First, it was based on participants’ self-disclosure, meaning that there is a possibility of errors in data collection.
There is also the possibility of remaining confusion. The researchers did not collect any data on coffee preparation methods or on “the consumption of coffee with sugar and [or] dairy products.” This may have had an impact on the results of the study, but researchers have adjusted the overall sugar intake.
Most participants were Caucasian nurses, meaning the findings may not be generalizable. This also points to the need for more diverse research in this area.
Dr. Wong pointed out the following precautionary measures about the study’s findings:
“While this study provides an interesting biological basis for the role of coffee in glucose metabolism, the study is not designed to quantify the impact of coffee consumption on the development of diabetes. In particular, given the limitations not only of the study design but also the scope of the findings, many more studies are needed before recommendations can be made on coffee consumption as a measure to reduce the life-long risk of diabetes.”
Dr.

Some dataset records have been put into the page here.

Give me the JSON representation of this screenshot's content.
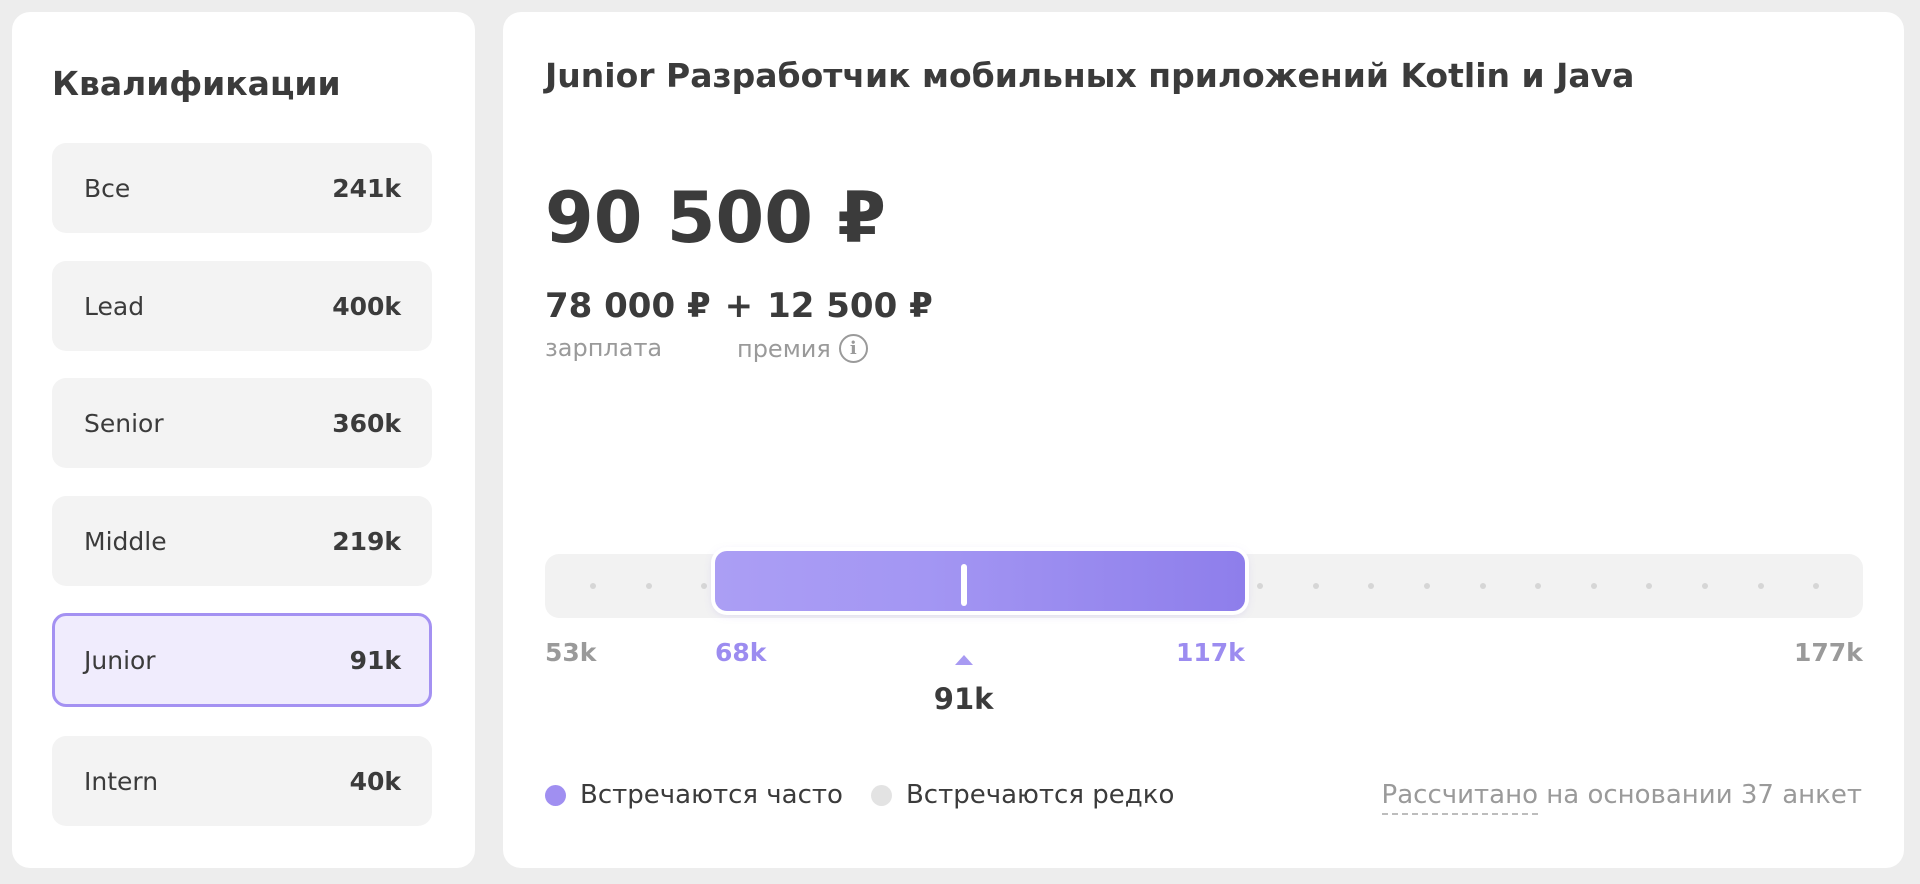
{
  "qualifications": {
    "title": "Квалификации",
    "items": [
      {
        "label": "Все",
        "value": "241k"
      },
      {
        "label": "Lead",
        "value": "400k"
      },
      {
        "label": "Senior",
        "value": "360k"
      },
      {
        "label": "Middle",
        "value": "219k"
      },
      {
        "label": "Junior",
        "value": "91k",
        "selected": true
      },
      {
        "label": "Intern",
        "value": "40k"
      }
    ]
  },
  "job": {
    "title": "Junior Разработчик мобильных приложений Kotlin и Java",
    "total": "90 500 ₽",
    "salary_value": "78 000 ₽",
    "plus": "+",
    "bonus_value": "12 500 ₽",
    "salary_label": "зарплата",
    "bonus_label": "премия",
    "info_glyph": "i"
  },
  "range": {
    "min_label": "53k",
    "low_label": "68k",
    "high_label": "117k",
    "max_label": "177k",
    "median_label": "91k",
    "min": 53,
    "low": 68,
    "high": 117,
    "max": 177,
    "median": 91
  },
  "legend": {
    "frequent_label": "Встречаются часто",
    "frequent_color": "#a08ff1",
    "rare_label": "Встречаются редко",
    "rare_color": "#e3e3e3"
  },
  "footnote": {
    "link_text": "Рассчитано",
    "text": " на основании 37 анкет"
  }
}
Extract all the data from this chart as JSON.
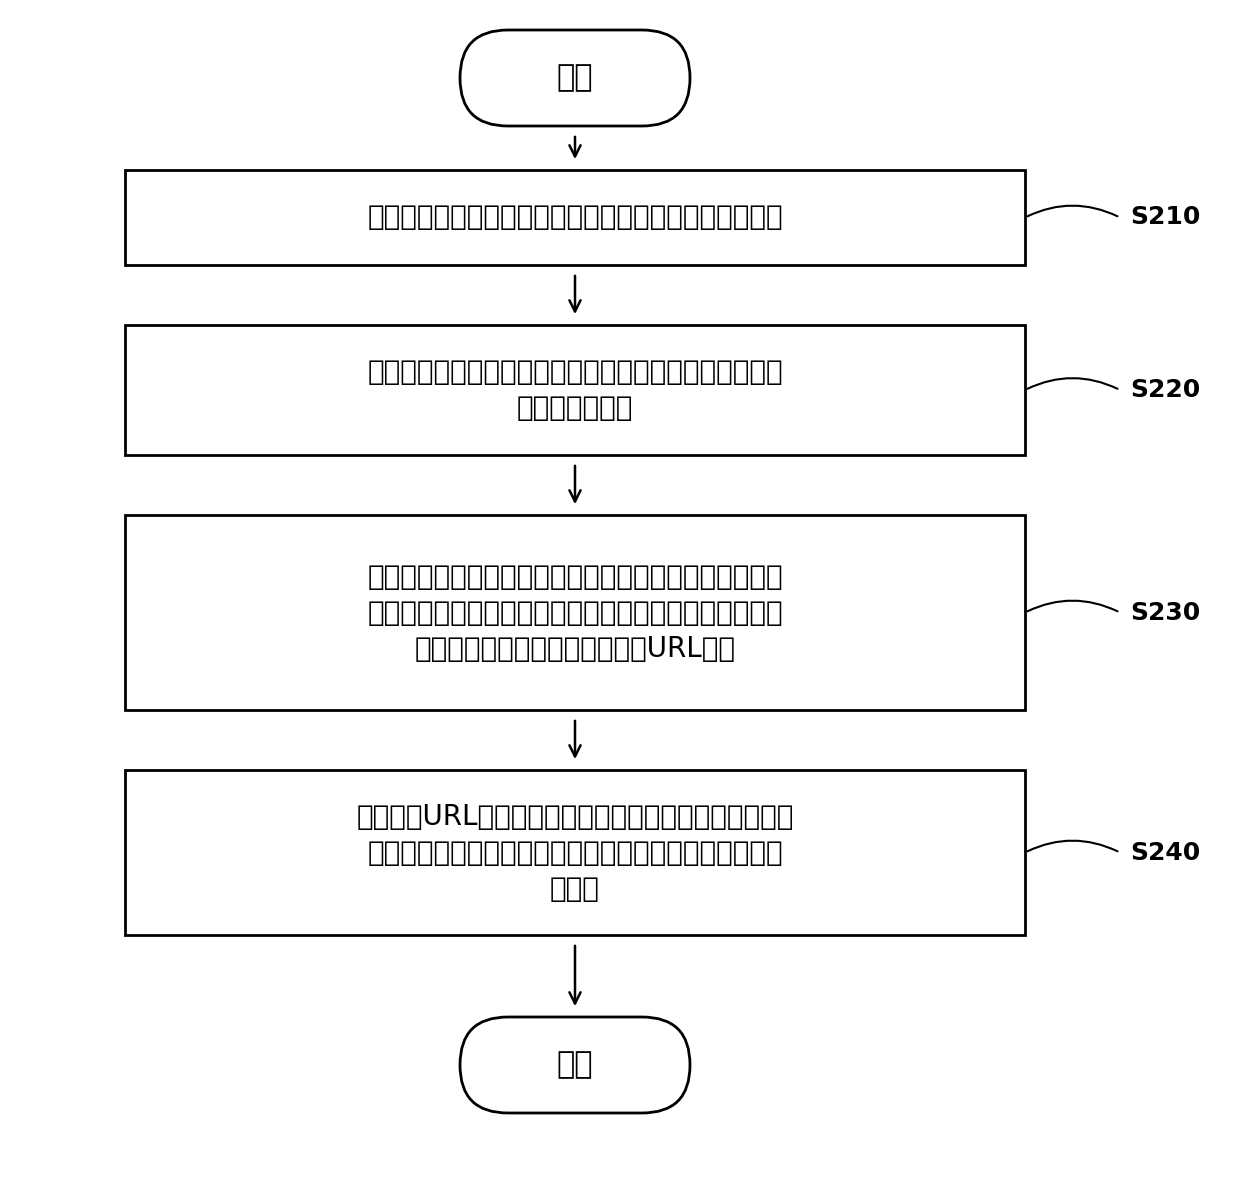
{
  "bg_color": "#ffffff",
  "line_color": "#000000",
  "text_color": "#000000",
  "start_end_text": [
    "开始",
    "结束"
  ],
  "box1_lines": [
    "响应资源类型的建立指令，建立脸部特效资源的资源类型"
  ],
  "box2_lines": [
    "响应触发下载活动项的建立指令，建立该资源类型对应的",
    "触发下载活动项"
  ],
  "box3_lines": [
    "响应脸部特效资源的上传指令，将对应的脸部特效资源上",
    "传到服务器中对应的文件夹中，以便所述服务器根据上传",
    "的所述脸部特效资源返回对应的URL字段"
  ],
  "box4_lines": [
    "基于所述URL字段、所述资源类型以及所述触发下载活动",
    "项生成静态资源文件，并将所述静态资源文件发送给所述",
    "服务器"
  ],
  "labels": [
    "S210",
    "S220",
    "S230",
    "S240"
  ],
  "fig_width": 12.4,
  "fig_height": 11.99,
  "dpi": 100
}
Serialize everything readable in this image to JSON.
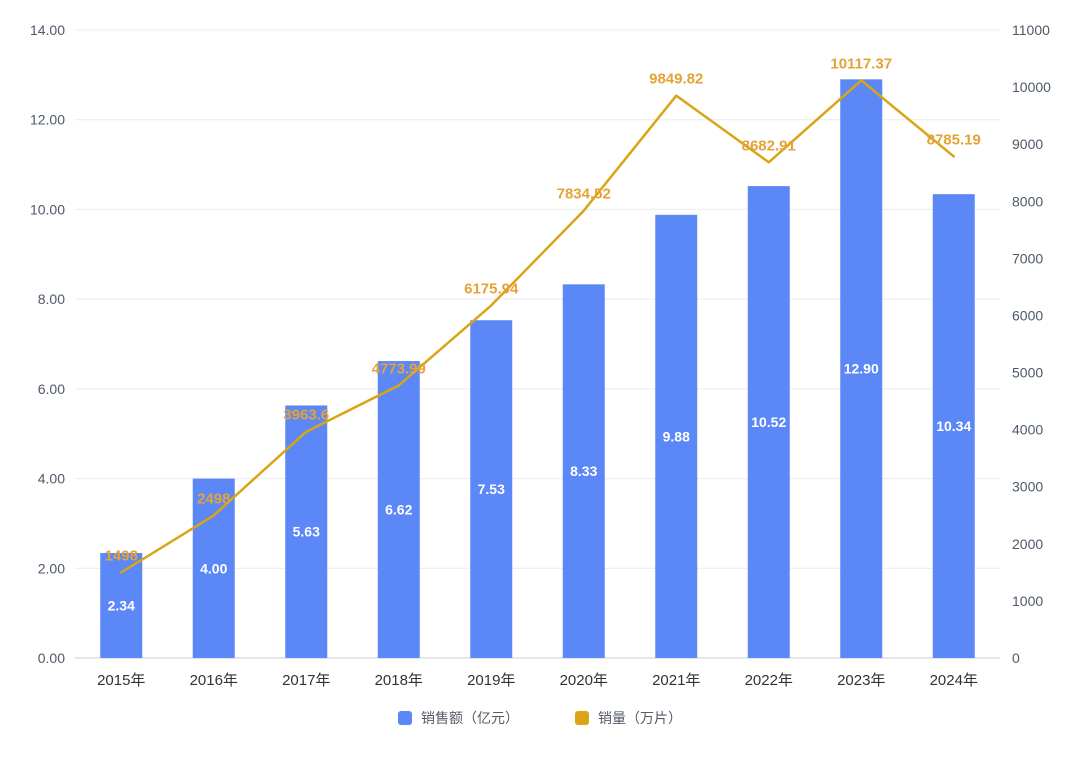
{
  "chart_data": {
    "type": "bar+line combo",
    "categories": [
      "2015年",
      "2016年",
      "2017年",
      "2018年",
      "2019年",
      "2020年",
      "2021年",
      "2022年",
      "2023年",
      "2024年"
    ],
    "series": [
      {
        "name": "销售额（亿元）",
        "type": "bar",
        "axis": "left",
        "color": "#5B87F7",
        "values": [
          2.34,
          4.0,
          5.63,
          6.62,
          7.53,
          8.33,
          9.88,
          10.52,
          12.9,
          10.34
        ],
        "labels": [
          "2.34",
          "4.00",
          "5.63",
          "6.62",
          "7.53",
          "8.33",
          "9.88",
          "10.52",
          "12.90",
          "10.34"
        ]
      },
      {
        "name": "销量（万片）",
        "type": "line",
        "axis": "right",
        "color": "#D9A514",
        "label_color": "#E5A337",
        "values": [
          1498,
          2498,
          3963.6,
          4773.99,
          6175.94,
          7834.52,
          9849.82,
          8682.91,
          10117.37,
          8785.19
        ],
        "labels": [
          "1498",
          "2498",
          "3963.6",
          "4773.99",
          "6175.94",
          "7834.52",
          "9849.82",
          "8682.91",
          "10117.37",
          "8785.19"
        ]
      }
    ],
    "left_axis": {
      "min": 0,
      "max": 14,
      "tick_values": [
        0,
        2,
        4,
        6,
        8,
        10,
        12,
        14
      ],
      "tick_labels": [
        "0.00",
        "2.00",
        "4.00",
        "6.00",
        "8.00",
        "10.00",
        "12.00",
        "14.00"
      ]
    },
    "right_axis": {
      "min": 0,
      "max": 11000,
      "tick_values": [
        0,
        1000,
        2000,
        3000,
        4000,
        5000,
        6000,
        7000,
        8000,
        9000,
        10000,
        11000
      ],
      "tick_labels": [
        "0",
        "1000",
        "2000",
        "3000",
        "4000",
        "5000",
        "6000",
        "7000",
        "8000",
        "9000",
        "10000",
        "11000"
      ]
    },
    "grid": "horizontal light gray lines at left-axis ticks",
    "legend_position": "bottom-center",
    "legend": [
      {
        "label": "销售额（亿元）",
        "color": "#5B87F7"
      },
      {
        "label": "销量（万片）",
        "color": "#D9A514"
      }
    ]
  }
}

Zhang added that researchers could conduct intervention studies on coffee consumption and examine the effects of coffee consumption on different populations.
“More studies are needed to examine the role of coffee consumption in a local context with important health consequences,” said Dr. Zhang.
A healthy lifestyle helps prevent T2D
Those diagnosed with gestational diabetes should talk to their healthcare team to understand their risk of developing type 2 diabetes.
They can also take proactive steps to reduce their risk of developing T2D after pregnancy, including regular diabetes testing, maintaining a healthy weight, and exercising regularly.
Dr. Meller gave some tips on T2D prevention for people with a history of gestational diabetes:
If possible, breast-feed or breast-feed
Although the mechanism is unclear, people who breastfeed have a lower risk of developing T2D than people who don’t.
If you’re having trouble breastfeeding, you may want to talk to your doctor or a lactation consultant. If your situation requires that your child be formula fed, there are other options available to reduce your risk of T2D.
Maintain a healthy lifestyle
A healthy diet and regular exercise to keep your body mass index (BMI) and waist circumference within a healthy range are critical to overall health, particularly when it comes to preventing T2D.
Studies have shown that a healthy lifestyle can reduce the annual incidence of diabetes by 30 to 50 percent, compared to no intervention.
For some people, taking medications such as metformin may be helpful to prevent the onset of T2D. Ask your doctor about your options to find the best course of action for your individual needs.